To install them su to root and dpkg them in the correct order:

dpkg -i libllvm3.2_3.2-3_amd64.deb
dpkg -i llvm-3.2-runtime_3.2-3_amd64.deb
dpkg -i llvm-3.2_3.2-3_amd64.deb
dpkg -i llvm-3.2-dev_3.2-3_amd64.deb
dpkg -i libclang1_3.2-1~exp8_amd64.deb
dpkg -i libclang-common-dev_3.2-1~exp8_amd64.deb
dpkg -i libclang-dev_3.2-1~exp8_amd64.deb
dpkg -i compiler-rt_3.2-1~exp8_amd64.deb
dpkg --force-depends -i clang-3.2_3.2-1~exp8_amd64.deb

You won't fail to notice the extremely worrying --force-depends at the very end. This is because to reasons unknown to me, clang now depends on libgcc-4.7-dev and libobjc-4.7-dev. These packages are not yet available in testing and last thing you need is to pull GCC straight of unstable. Assuming that any dependency between clang and GCC is probably either a mistake or something optional, I decided to force an install anyway and see how the compiler behaved. As it turns out the compiler worked just fine so I'm not loosing any sleep over the missing dependency just yet.

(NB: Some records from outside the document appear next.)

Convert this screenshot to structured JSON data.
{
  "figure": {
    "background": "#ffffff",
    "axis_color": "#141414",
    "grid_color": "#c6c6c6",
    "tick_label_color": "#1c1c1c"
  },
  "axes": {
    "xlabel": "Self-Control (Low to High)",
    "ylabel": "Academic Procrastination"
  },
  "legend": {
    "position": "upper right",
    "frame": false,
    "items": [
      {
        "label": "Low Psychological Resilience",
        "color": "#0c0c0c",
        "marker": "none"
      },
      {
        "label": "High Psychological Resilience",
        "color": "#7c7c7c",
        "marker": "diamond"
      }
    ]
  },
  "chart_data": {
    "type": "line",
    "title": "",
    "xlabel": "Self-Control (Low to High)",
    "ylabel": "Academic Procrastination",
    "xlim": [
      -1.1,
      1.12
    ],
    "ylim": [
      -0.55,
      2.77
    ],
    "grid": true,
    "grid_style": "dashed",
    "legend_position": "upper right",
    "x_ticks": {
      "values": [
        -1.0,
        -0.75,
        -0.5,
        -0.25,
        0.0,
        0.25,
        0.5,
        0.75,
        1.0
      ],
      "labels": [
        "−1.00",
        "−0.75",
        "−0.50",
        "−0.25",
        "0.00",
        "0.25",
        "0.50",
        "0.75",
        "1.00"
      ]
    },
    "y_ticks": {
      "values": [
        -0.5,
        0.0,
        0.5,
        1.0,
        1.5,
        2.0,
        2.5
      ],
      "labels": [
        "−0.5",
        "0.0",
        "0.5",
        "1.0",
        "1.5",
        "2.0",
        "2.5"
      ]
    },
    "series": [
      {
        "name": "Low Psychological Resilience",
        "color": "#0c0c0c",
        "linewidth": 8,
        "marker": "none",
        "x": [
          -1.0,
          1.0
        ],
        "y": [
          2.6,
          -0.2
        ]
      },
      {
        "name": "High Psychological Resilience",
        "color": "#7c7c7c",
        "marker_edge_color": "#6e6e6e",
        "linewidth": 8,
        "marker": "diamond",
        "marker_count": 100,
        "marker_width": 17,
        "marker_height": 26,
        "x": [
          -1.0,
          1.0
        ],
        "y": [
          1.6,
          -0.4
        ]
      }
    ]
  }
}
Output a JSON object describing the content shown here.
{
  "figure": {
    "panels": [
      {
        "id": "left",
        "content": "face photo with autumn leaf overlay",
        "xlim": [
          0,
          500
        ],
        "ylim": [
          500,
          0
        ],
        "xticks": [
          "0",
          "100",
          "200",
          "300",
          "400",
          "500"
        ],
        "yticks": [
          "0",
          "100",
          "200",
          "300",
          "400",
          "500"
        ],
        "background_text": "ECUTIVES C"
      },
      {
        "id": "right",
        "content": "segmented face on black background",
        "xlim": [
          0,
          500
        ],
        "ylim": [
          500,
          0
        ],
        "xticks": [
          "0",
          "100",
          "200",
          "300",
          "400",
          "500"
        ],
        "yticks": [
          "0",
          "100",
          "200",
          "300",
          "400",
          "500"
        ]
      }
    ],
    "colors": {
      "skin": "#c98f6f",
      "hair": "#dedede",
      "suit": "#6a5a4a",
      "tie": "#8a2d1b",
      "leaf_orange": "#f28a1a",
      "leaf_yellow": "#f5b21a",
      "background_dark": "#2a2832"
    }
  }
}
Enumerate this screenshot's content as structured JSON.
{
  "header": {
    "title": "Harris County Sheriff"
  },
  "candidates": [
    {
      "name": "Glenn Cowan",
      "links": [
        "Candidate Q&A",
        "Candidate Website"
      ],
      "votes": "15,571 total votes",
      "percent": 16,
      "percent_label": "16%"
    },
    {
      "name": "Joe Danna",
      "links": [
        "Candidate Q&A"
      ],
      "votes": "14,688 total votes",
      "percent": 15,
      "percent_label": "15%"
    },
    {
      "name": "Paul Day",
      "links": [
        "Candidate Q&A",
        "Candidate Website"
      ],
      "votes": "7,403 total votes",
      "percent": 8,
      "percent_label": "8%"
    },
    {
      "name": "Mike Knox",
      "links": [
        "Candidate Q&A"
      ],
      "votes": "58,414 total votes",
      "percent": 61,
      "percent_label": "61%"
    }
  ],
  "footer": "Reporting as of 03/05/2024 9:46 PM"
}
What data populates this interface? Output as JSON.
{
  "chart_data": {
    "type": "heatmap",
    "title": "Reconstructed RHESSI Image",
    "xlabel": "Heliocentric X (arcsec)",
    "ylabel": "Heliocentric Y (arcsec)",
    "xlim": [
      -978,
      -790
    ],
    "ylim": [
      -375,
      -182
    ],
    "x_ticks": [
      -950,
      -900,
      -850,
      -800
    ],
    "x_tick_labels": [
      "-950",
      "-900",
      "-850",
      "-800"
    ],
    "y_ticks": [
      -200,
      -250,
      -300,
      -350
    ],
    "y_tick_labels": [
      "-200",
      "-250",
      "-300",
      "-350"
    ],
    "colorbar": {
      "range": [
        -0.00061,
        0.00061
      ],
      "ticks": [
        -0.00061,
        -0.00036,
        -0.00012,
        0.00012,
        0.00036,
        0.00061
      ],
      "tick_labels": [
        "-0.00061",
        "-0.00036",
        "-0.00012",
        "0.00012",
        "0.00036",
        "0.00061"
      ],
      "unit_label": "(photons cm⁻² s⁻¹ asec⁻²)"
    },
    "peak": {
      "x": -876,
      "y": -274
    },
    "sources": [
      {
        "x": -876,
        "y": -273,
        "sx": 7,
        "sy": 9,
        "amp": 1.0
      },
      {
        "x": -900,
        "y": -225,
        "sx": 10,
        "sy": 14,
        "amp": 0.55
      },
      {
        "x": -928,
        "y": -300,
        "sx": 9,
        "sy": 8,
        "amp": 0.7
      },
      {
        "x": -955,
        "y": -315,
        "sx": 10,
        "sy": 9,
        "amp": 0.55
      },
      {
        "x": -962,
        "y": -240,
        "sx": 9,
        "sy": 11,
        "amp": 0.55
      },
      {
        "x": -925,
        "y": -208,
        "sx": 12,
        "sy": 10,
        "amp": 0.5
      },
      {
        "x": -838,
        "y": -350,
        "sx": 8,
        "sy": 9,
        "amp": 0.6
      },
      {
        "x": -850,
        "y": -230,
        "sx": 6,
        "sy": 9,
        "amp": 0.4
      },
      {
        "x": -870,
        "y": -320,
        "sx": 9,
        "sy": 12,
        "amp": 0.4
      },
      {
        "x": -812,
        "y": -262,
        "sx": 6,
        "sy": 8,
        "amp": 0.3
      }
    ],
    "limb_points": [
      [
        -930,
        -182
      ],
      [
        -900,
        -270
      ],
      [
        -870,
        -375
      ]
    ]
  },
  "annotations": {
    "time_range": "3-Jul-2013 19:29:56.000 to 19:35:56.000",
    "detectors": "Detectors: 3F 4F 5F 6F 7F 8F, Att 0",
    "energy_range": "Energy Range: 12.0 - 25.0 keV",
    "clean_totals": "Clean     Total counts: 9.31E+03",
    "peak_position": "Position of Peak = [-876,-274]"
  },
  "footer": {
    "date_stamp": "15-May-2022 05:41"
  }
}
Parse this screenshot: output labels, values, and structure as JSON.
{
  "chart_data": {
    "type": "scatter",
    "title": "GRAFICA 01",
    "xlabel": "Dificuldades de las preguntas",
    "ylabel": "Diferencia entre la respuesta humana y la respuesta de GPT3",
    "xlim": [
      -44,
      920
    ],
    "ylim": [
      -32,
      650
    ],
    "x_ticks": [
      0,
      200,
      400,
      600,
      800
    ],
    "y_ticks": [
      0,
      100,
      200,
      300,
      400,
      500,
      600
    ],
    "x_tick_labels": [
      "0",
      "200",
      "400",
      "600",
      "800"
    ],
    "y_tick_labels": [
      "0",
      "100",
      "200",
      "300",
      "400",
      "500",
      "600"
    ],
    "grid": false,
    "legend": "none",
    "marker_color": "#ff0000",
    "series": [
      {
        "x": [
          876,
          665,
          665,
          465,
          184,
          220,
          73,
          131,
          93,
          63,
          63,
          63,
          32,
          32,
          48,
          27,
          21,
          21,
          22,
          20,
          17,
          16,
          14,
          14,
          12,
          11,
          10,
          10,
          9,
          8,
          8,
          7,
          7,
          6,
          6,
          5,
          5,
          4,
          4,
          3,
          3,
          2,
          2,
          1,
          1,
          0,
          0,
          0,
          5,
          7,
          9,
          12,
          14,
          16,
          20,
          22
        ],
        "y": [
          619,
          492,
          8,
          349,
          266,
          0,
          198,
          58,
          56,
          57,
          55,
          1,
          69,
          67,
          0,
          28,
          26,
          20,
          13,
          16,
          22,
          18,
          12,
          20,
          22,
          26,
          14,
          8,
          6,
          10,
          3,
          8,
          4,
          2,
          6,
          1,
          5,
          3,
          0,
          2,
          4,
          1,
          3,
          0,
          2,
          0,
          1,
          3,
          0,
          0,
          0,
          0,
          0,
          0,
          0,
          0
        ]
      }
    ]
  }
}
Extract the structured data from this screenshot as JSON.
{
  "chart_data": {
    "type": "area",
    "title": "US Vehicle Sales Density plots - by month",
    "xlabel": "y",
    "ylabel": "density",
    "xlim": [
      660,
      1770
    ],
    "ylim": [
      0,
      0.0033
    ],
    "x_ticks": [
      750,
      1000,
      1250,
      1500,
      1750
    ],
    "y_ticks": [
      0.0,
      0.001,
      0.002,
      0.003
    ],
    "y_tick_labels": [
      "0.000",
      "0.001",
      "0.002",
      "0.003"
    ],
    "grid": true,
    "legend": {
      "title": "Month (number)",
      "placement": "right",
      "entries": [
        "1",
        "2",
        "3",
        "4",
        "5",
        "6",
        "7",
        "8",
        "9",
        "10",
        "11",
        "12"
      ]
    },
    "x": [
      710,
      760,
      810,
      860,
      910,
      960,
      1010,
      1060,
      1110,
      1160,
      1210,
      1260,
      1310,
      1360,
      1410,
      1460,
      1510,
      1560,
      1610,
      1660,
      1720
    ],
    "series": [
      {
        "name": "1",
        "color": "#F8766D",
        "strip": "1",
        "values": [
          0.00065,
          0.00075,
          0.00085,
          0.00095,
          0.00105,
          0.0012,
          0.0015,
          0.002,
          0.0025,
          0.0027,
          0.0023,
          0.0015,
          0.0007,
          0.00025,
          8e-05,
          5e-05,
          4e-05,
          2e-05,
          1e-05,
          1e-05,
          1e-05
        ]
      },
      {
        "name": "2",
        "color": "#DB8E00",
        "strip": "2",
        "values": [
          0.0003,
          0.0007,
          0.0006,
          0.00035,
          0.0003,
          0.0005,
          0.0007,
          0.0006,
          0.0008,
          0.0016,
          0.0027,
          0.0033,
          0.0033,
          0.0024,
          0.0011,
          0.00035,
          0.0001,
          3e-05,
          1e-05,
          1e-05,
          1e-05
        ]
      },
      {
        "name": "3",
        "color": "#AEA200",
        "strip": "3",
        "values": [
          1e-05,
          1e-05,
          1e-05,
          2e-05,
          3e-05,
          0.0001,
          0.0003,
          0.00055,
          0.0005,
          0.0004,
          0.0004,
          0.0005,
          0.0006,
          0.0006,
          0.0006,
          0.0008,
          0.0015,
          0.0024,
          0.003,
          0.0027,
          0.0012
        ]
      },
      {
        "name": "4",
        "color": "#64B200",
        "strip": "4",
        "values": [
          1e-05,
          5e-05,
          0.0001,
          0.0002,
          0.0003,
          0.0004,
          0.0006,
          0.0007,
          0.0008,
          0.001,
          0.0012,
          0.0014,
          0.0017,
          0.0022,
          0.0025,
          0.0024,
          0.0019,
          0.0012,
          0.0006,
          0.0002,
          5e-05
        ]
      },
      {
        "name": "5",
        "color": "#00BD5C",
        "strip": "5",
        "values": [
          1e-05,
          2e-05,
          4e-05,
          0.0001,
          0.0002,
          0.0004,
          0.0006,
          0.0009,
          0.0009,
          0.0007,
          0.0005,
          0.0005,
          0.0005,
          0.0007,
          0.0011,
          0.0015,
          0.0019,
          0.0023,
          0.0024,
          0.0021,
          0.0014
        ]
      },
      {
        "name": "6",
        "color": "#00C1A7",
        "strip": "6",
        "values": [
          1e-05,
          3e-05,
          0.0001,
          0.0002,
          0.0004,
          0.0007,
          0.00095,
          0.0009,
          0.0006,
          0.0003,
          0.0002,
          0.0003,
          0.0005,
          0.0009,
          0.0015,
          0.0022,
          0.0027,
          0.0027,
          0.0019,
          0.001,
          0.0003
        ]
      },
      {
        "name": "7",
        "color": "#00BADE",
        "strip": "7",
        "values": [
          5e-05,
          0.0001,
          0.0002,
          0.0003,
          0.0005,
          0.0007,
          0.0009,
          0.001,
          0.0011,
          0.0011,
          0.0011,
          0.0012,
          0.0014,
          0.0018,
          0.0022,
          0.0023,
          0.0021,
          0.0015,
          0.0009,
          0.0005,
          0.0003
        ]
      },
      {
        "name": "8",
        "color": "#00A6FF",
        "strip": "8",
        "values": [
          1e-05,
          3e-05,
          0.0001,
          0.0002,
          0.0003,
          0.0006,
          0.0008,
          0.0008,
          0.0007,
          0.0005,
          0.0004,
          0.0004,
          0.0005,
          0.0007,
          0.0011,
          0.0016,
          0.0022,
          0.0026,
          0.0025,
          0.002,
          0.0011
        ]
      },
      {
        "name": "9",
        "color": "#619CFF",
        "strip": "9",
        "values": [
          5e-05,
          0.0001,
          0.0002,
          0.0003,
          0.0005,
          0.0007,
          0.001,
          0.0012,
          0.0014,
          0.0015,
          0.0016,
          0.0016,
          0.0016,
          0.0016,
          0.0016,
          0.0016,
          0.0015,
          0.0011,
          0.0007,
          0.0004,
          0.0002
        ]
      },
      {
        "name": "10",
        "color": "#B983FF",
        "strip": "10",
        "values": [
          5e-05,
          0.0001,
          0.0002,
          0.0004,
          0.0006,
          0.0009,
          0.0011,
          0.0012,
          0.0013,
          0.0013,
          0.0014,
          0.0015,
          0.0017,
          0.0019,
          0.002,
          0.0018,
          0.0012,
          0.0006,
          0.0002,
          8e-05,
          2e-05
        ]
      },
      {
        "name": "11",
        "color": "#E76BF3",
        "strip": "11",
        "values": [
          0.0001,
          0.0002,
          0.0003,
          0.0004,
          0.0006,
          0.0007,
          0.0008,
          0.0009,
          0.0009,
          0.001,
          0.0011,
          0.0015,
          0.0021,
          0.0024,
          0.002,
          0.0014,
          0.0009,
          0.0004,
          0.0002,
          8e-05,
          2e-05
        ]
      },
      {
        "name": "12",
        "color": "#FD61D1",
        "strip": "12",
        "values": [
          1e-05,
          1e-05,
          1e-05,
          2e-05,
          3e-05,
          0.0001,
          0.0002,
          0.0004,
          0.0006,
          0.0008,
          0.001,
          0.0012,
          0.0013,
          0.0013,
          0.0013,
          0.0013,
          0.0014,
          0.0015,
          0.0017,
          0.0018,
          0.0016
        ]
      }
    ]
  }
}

Unfortunately the hacks don't end there. We also found that libprofile_rt never quite gets found, so an additional hack is required (as root):

cd /usr/lib
rm libprofile_rt.a libprofile_rt.so
ln -s /usr/lib/llvm-3.2/lib/libprofile_rt.a
ln -s /usr/lib/llvm-3.2/lib/libprofile_rt.so

Interestingly, the warnings on clang 3.2 are even better than on 3.1 and so it picked up a number of unused member variables in your code, which we duly fixed. Hopefully it will all go green on tomorrow's clean builds.